Перейти к основному контенту

§ III. Средства защиты от губительного влияния машин

Сокращение рабочей силы — это синоним снижения цен, следовательно, увеличения торговли; поскольку, если потребитель платит меньше, он будет покупать больше.

Но сокращение рабочей силы также является синонимом ограничения рынка; так как если производитель зарабатывает меньше, он будет покупать меньше. И так действительно все происходит. Концентрация сил в цеху и интервенция капитала в производство под именем машин порождают и перепроизводство, и разорение; и все видели, как эти два бедствия, более страшные, чем пожар и чума, возрастают в наши дни в самых широких масштабах и с всепоглощающей интенсивностью. Однако отступать нельзя: надо производить, производить всегда, производить дешево; без этого существование общества скомпрометировано. Рабочий, чтобы избежать отупения, которым ему грозил принцип разделения, создал так много замечательных машин, оказывается посредством своих собственных произведений или бесправным, или порабощенным. Какие средства предлагаются против такой альтернативы?

Г-н де Сисмонди, как и все носители патриархальных идей, хотел бы, чтобы разделение труда вместе с машинами и фабриками было прекращено, и чтобы каждая семья вернулась к системе первобытного обобществления, то есть каждый у себя, каждый для себя, в самом буквальном смысле этого слова. — Это регресс, это невозможно.

Г-н Бланки возвращается, с напряжением, со своим планом участия рабочего и использования коммандитных товариществ к пользе коллективного работника, всех отраслей промышленности. — Я показал, что этот проект скомпрометировал общественное благосостояние, без значительного улучшения судьбы рабочих; и сам г-н Бланки, по-видимому, присоединился к этому настроению. Как примирить, в самом деле, это участие рабочего в прибыли с правами изобретателей, предпринимателей и капиталистов, в котором одни отягощены авансированием, а также долгими и терпеливыми усилиями; другие постоянно лишь оперируют нажитым состоянием и рискуют предприятиями; а третьи не могли бы вынести снижения процентной ставки, не потеряв при этом своих сбережений? Как можно, одним словом, добиться того равенства, которое хотелось бы установить между рабочими и хозяевами, с той предубежденностью, которую нельзя отнять у глав предприятий, заказчиков и изобретателей и которая так явно подразумевает для них исключительное присвоение прибыли? Постановить законом допуск всех рабочих к распределению прибыли означало бы анонсировать роспуск общества: все экономисты так хорошо это почувствовали, что в конце концов окончили нравоучением для хозяев, которое изначально было для них проектом. Так вот, до тех пор, пока работник не будет получать прибыль, которую для него соизволит выделять предприниматель, он сможет рассчитывать только на вечную нужду: это не во власти собственников, как бы то ни было.

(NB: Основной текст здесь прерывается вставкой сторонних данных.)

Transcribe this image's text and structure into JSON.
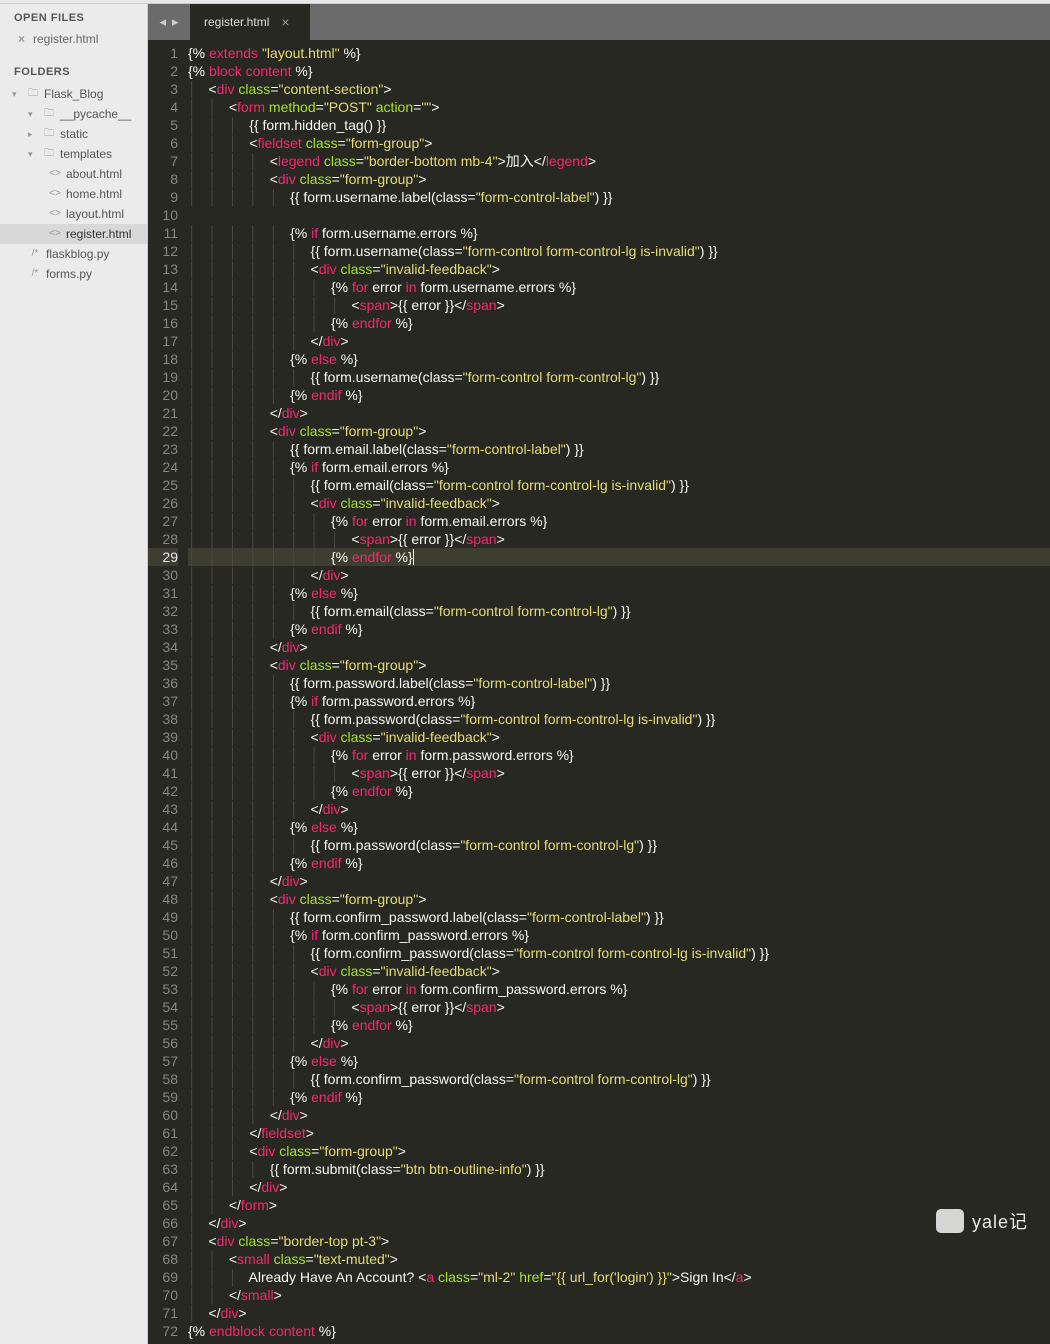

В остальном идея, притом весьма похвальная, ассоциирования рабочих с предпринимателями стремится к этому коммунистическому выводу, явно ошибочному в своих предпосылках: последнее слово машин — сделать человека богатым и счастливым без необходимости работать. Тогда как природные средства должны все делать для нас, машины должны принадлежать государству, а целью прогресса должно быть сообщество.

Изучим, в свою очередь, коммунистическую теорию.

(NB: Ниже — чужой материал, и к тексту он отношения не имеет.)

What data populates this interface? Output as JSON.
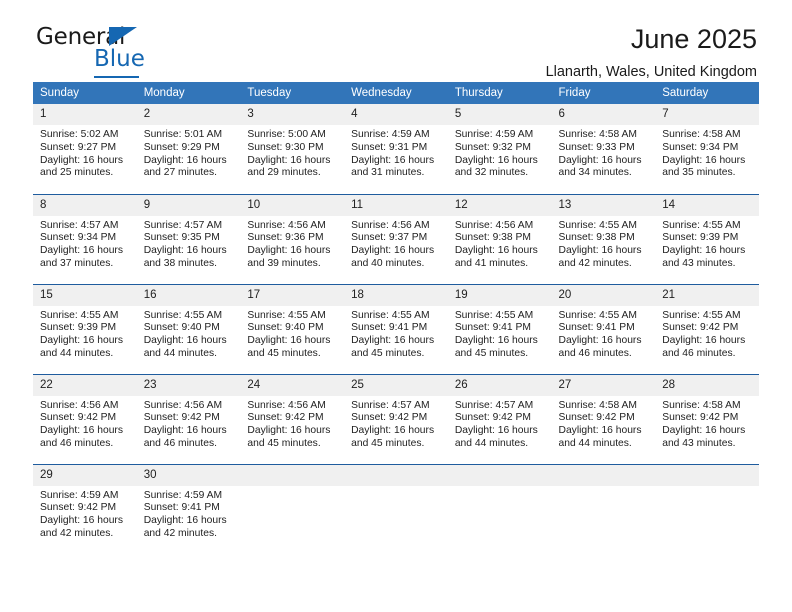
{
  "logo": {
    "word_one": "General",
    "word_two": "Blue",
    "icon": "triangle-icon"
  },
  "header": {
    "title": "June 2025",
    "location": "Llanarth, Wales, United Kingdom"
  },
  "calendar": {
    "weekday_headers": [
      "Sunday",
      "Monday",
      "Tuesday",
      "Wednesday",
      "Thursday",
      "Friday",
      "Saturday"
    ],
    "labels": {
      "sunrise": "Sunrise:",
      "sunset": "Sunset:",
      "daylight": "Daylight:"
    },
    "colors": {
      "header_background": "#3275b9",
      "row_divider": "#1f5c9e",
      "day_number_background": "#f0f0f0",
      "text": "#222222",
      "brand_blue": "#1567b2"
    },
    "weeks": [
      [
        {
          "day": "1",
          "sunrise": "Sunrise: 5:02 AM",
          "sunset": "Sunset: 9:27 PM",
          "daylight_line1": "Daylight: 16 hours",
          "daylight_line2": "and 25 minutes."
        },
        {
          "day": "2",
          "sunrise": "Sunrise: 5:01 AM",
          "sunset": "Sunset: 9:29 PM",
          "daylight_line1": "Daylight: 16 hours",
          "daylight_line2": "and 27 minutes."
        },
        {
          "day": "3",
          "sunrise": "Sunrise: 5:00 AM",
          "sunset": "Sunset: 9:30 PM",
          "daylight_line1": "Daylight: 16 hours",
          "daylight_line2": "and 29 minutes."
        },
        {
          "day": "4",
          "sunrise": "Sunrise: 4:59 AM",
          "sunset": "Sunset: 9:31 PM",
          "daylight_line1": "Daylight: 16 hours",
          "daylight_line2": "and 31 minutes."
        },
        {
          "day": "5",
          "sunrise": "Sunrise: 4:59 AM",
          "sunset": "Sunset: 9:32 PM",
          "daylight_line1": "Daylight: 16 hours",
          "daylight_line2": "and 32 minutes."
        },
        {
          "day": "6",
          "sunrise": "Sunrise: 4:58 AM",
          "sunset": "Sunset: 9:33 PM",
          "daylight_line1": "Daylight: 16 hours",
          "daylight_line2": "and 34 minutes."
        },
        {
          "day": "7",
          "sunrise": "Sunrise: 4:58 AM",
          "sunset": "Sunset: 9:34 PM",
          "daylight_line1": "Daylight: 16 hours",
          "daylight_line2": "and 35 minutes."
        }
      ],
      [
        {
          "day": "8",
          "sunrise": "Sunrise: 4:57 AM",
          "sunset": "Sunset: 9:34 PM",
          "daylight_line1": "Daylight: 16 hours",
          "daylight_line2": "and 37 minutes."
        },
        {
          "day": "9",
          "sunrise": "Sunrise: 4:57 AM",
          "sunset": "Sunset: 9:35 PM",
          "daylight_line1": "Daylight: 16 hours",
          "daylight_line2": "and 38 minutes."
        },
        {
          "day": "10",
          "sunrise": "Sunrise: 4:56 AM",
          "sunset": "Sunset: 9:36 PM",
          "daylight_line1": "Daylight: 16 hours",
          "daylight_line2": "and 39 minutes."
        },
        {
          "day": "11",
          "sunrise": "Sunrise: 4:56 AM",
          "sunset": "Sunset: 9:37 PM",
          "daylight_line1": "Daylight: 16 hours",
          "daylight_line2": "and 40 minutes."
        },
        {
          "day": "12",
          "sunrise": "Sunrise: 4:56 AM",
          "sunset": "Sunset: 9:38 PM",
          "daylight_line1": "Daylight: 16 hours",
          "daylight_line2": "and 41 minutes."
        },
        {
          "day": "13",
          "sunrise": "Sunrise: 4:55 AM",
          "sunset": "Sunset: 9:38 PM",
          "daylight_line1": "Daylight: 16 hours",
          "daylight_line2": "and 42 minutes."
        },
        {
          "day": "14",
          "sunrise": "Sunrise: 4:55 AM",
          "sunset": "Sunset: 9:39 PM",
          "daylight_line1": "Daylight: 16 hours",
          "daylight_line2": "and 43 minutes."
        }
      ],
      [
        {
          "day": "15",
          "sunrise": "Sunrise: 4:55 AM",
          "sunset": "Sunset: 9:39 PM",
          "daylight_line1": "Daylight: 16 hours",
          "daylight_line2": "and 44 minutes."
        },
        {
          "day": "16",
          "sunrise": "Sunrise: 4:55 AM",
          "sunset": "Sunset: 9:40 PM",
          "daylight_line1": "Daylight: 16 hours",
          "daylight_line2": "and 44 minutes."
        },
        {
          "day": "17",
          "sunrise": "Sunrise: 4:55 AM",
          "sunset": "Sunset: 9:40 PM",
          "daylight_line1": "Daylight: 16 hours",
          "daylight_line2": "and 45 minutes."
        },
        {
          "day": "18",
          "sunrise": "Sunrise: 4:55 AM",
          "sunset": "Sunset: 9:41 PM",
          "daylight_line1": "Daylight: 16 hours",
          "daylight_line2": "and 45 minutes."
        },
        {
          "day": "19",
          "sunrise": "Sunrise: 4:55 AM",
          "sunset": "Sunset: 9:41 PM",
          "daylight_line1": "Daylight: 16 hours",
          "daylight_line2": "and 45 minutes."
        },
        {
          "day": "20",
          "sunrise": "Sunrise: 4:55 AM",
          "sunset": "Sunset: 9:41 PM",
          "daylight_line1": "Daylight: 16 hours",
          "daylight_line2": "and 46 minutes."
        },
        {
          "day": "21",
          "sunrise": "Sunrise: 4:55 AM",
          "sunset": "Sunset: 9:42 PM",
          "daylight_line1": "Daylight: 16 hours",
          "daylight_line2": "and 46 minutes."
        }
      ],
      [
        {
          "day": "22",
          "sunrise": "Sunrise: 4:56 AM",
          "sunset": "Sunset: 9:42 PM",
          "daylight_line1": "Daylight: 16 hours",
          "daylight_line2": "and 46 minutes."
        },
        {
          "day": "23",
          "sunrise": "Sunrise: 4:56 AM",
          "sunset": "Sunset: 9:42 PM",
          "daylight_line1": "Daylight: 16 hours",
          "daylight_line2": "and 46 minutes."
        },
        {
          "day": "24",
          "sunrise": "Sunrise: 4:56 AM",
          "sunset": "Sunset: 9:42 PM",
          "daylight_line1": "Daylight: 16 hours",
          "daylight_line2": "and 45 minutes."
        },
        {
          "day": "25",
          "sunrise": "Sunrise: 4:57 AM",
          "sunset": "Sunset: 9:42 PM",
          "daylight_line1": "Daylight: 16 hours",
          "daylight_line2": "and 45 minutes."
        },
        {
          "day": "26",
          "sunrise": "Sunrise: 4:57 AM",
          "sunset": "Sunset: 9:42 PM",
          "daylight_line1": "Daylight: 16 hours",
          "daylight_line2": "and 44 minutes."
        },
        {
          "day": "27",
          "sunrise": "Sunrise: 4:58 AM",
          "sunset": "Sunset: 9:42 PM",
          "daylight_line1": "Daylight: 16 hours",
          "daylight_line2": "and 44 minutes."
        },
        {
          "day": "28",
          "sunrise": "Sunrise: 4:58 AM",
          "sunset": "Sunset: 9:42 PM",
          "daylight_line1": "Daylight: 16 hours",
          "daylight_line2": "and 43 minutes."
        }
      ],
      [
        {
          "day": "29",
          "sunrise": "Sunrise: 4:59 AM",
          "sunset": "Sunset: 9:42 PM",
          "daylight_line1": "Daylight: 16 hours",
          "daylight_line2": "and 42 minutes."
        },
        {
          "day": "30",
          "sunrise": "Sunrise: 4:59 AM",
          "sunset": "Sunset: 9:41 PM",
          "daylight_line1": "Daylight: 16 hours",
          "daylight_line2": "and 42 minutes."
        },
        {
          "day": "",
          "sunrise": "",
          "sunset": "",
          "daylight_line1": "",
          "daylight_line2": ""
        },
        {
          "day": "",
          "sunrise": "",
          "sunset": "",
          "daylight_line1": "",
          "daylight_line2": ""
        },
        {
          "day": "",
          "sunrise": "",
          "sunset": "",
          "daylight_line1": "",
          "daylight_line2": ""
        },
        {
          "day": "",
          "sunrise": "",
          "sunset": "",
          "daylight_line1": "",
          "daylight_line2": ""
        },
        {
          "day": "",
          "sunrise": "",
          "sunset": "",
          "daylight_line1": "",
          "daylight_line2": ""
        }
      ]
    ]
  }
}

Но я считаю своим долгом прямо сейчас предупредить сторонников этой утопии, что надежда, которую они возлагают на машины, — всего лишь иллюзия экономистов, что-то вроде вечного двигателя, который мы всегда ищем и не находим, потому что требуем его от того, кто не может его дать. Машины не работают сами по себе: чтобы поддерживать их работу, нужно организовать их огромное обслуживание; настолько, что в конце концов человек создает для себя еще одно дело, поскольку он окружает себя большим количеством инструментов, а большое дело вокруг машин обеспечивает куда меньшую возможность разделить их продукцию, чем необходимость обеспечивать их работу, то есть безостановочно поддерживать двигатель. Но этот двигатель — не воздух, вода, пар, электричество; это работа, то есть механизм рынка сбыта.

Железная дорога подавляет по всей линии, по которой она проходит, шорников, сельчан, возчиков, трактирщиков: я улавливаю факт в момент сооружения дороги. Предположим, что государство в качестве меры сохранения или принципа компенсации делает производителей, деклассированных железной дорогой, владельцами или эксплуататорами пути: цена перевозки, как я предполагаю, будет снижена на 25 процентов (без этого к чему железная дорога?); доходы всех этих производителей, вместе взятых, окажутся уменьшенными на равную сумму, что заставляет сказать, что четверть людей, живших до этого от перевозок, окажутся, несмотря на государственное обеспечение, буквально без источников существования. Для преодоления дефицита у них остается только надежда: на то, что объем перевозок на линии увеличится на 25 процентов, или на то, что они найдут работу в других промышленных категориях; что прежде всего кажется невозможным, поскольку как предположительно, так и фактически рабочие места заполнены повсюду, что везде сохраняется пропорция, и что предложение удовлетворяет спрос.

Все-таки, если желать увеличения объема перевозок, необходим всплеск роста в других отраслях. Однако, если допустить, что деклассированные рабочие нанимаются на работу по этому перепроизводству, что их распределение по различным категориям труда столь же легко выполнять, как это предписывает теория, то и этого будет недостаточно. Потому что, поскольку персонал пути в производстве в количестве 100 равен 1,000, то, чтобы получить, со стоимостью перевозки на четверть дешевле, иными словами, на четверть мощнее тот же доход, что и раньше, нужно будет и производство увеличить на четверть, то есть добавить к сельскохозяйственному и промышленному «ополчению» не 25 — цифру, указывающую на пропорциональность отрасли перевозок, а 250. Но чтобы прийти к такому результату, нужно будет создавать машины, создавать, что еще хуже, людей: что бесконечно возвращает вопрос к одной и той же точке. Таким образом, противоречие на противоречии: это уже не просто работа, которая с использованием машины создает проблему человеку; это еще и человек, который своей количественной и потребительской недостачей создает проблему машинам: так что, пока не установится равновесие, существует одновременно и недостаток работы, и недостаток рабочих рук, и недостаток продуктов, и недостаток сбыта. И то, что мы говорим о железной дороге, верно для всех отраслей: всегда человек и машина следуют друг за другом, не давая ни первому прийти к покою, ни второму удовлетвориться.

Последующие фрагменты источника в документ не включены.